Some Bishkek residents even turned their hands to volunteering, bringing food to students afraid to leave their dormitories in the aftermath of the mob rampage apparently sparked by an online video of foreign citizens brawling with locals several days before.
But the fact that Kyrgyz authorities have been actively promoting their raids on migrants suggests they are aware of growing tensions surrounding the foreign population that has grown increasingly visible in the capital.
The question, then: Why is this happening now?
Increased Quotas For Foreign Workers
Far from explicitly condemning the assaults on dormitories housing South Asians in Bishkek, Kyrgyzstan's national security chief, Kamchybek Tashiev, opined the day after the violence that the demands of a Bishkek crowd that had formed to demand action against foreigners were "to some extent correct."
For the record, Tashiev is not a security veteran who earned his current post after a steady rise through the ranks of law enforcement.
Instead, he is the country's de-facto co-ruler and President Sadyr Japarov's comrade-in-arms going back to their time as populist opposition leaders.
Much like Japarov, he is mindful of what the political base wants to hear.
In his video appeal, Tashiev described the mostly young men that police tried in vain to disperse as being agitated by "increasing numbers of students and workers from Bangladesh, Pakistan, India, Egypt, and other countries."
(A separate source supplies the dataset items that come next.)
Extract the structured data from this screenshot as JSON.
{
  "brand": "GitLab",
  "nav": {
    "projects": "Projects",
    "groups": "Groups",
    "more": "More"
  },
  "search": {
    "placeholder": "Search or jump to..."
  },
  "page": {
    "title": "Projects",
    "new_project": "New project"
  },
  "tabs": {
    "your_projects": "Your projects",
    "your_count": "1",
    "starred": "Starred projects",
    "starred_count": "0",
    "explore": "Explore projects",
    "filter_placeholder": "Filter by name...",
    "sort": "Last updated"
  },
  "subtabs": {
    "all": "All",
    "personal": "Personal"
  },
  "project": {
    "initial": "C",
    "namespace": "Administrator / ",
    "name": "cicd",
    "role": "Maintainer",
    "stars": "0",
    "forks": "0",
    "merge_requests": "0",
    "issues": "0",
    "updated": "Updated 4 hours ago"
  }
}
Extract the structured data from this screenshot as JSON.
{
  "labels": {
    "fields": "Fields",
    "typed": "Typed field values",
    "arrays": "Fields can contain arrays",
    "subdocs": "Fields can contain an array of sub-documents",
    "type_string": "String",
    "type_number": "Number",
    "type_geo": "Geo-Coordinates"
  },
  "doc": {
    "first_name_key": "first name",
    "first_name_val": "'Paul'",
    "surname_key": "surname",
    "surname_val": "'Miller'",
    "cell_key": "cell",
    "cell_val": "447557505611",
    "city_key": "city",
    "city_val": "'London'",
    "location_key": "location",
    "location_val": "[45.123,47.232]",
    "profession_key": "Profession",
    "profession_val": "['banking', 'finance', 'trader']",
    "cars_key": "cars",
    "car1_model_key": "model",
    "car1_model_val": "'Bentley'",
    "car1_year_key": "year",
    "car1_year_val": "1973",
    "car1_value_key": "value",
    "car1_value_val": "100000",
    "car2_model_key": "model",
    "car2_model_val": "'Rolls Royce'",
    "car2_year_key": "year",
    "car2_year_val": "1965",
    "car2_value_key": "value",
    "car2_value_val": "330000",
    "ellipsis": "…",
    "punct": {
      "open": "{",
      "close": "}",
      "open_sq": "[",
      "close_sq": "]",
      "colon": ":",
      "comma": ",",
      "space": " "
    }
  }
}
Following an order from Japarov to target illegal migrants this spring, Tashiev said his officers had been catching "20 or 30, or around 50" such migrants every day.
By Tashiev's count, there are still 5,000 illegals unaccounted for, despite deportations of 1,000 Bangladeshis and 1,500 Pakistanis -- figures that no official had mentioned before.
This was hardly the kind of talk to tamp down xenophobia.
But what Tashiev neglected to mention was that the government has been actively seeking laborers from South Asian countries.
In October, the Labor Ministry said it would increase the quota for 2024 for foreign workers by 50 percent, from 16,600 places to around 25,000 places.
Just under two-thirds of those placements were allocated for jobs in industry, construction, and transport, while a further 13 percent were slated for mining and 14 percent to the service and trade sectors.
Of the nearly 17,000 vacancies that have found applicants as of this month, Bangladeshis accounted for nearly half, with Pakistanis accounting for a quarter, and Chinese for 16 percent.
On May 18, with Bishkek still reeling from its night of disorder, Labor Minister Gulnara Baatyrova explained this drive using some rather nonpopulist language.
"Private business owners say foreigners show up for work regularly and on time, and in some cases work beyond the established schedule. Most of our citizens have gone to work in Russia and other neighboring countries and received permanent residence there. Our offers to return and work in Kyrgyzstan always remain unanswered," claimed Baatyrova.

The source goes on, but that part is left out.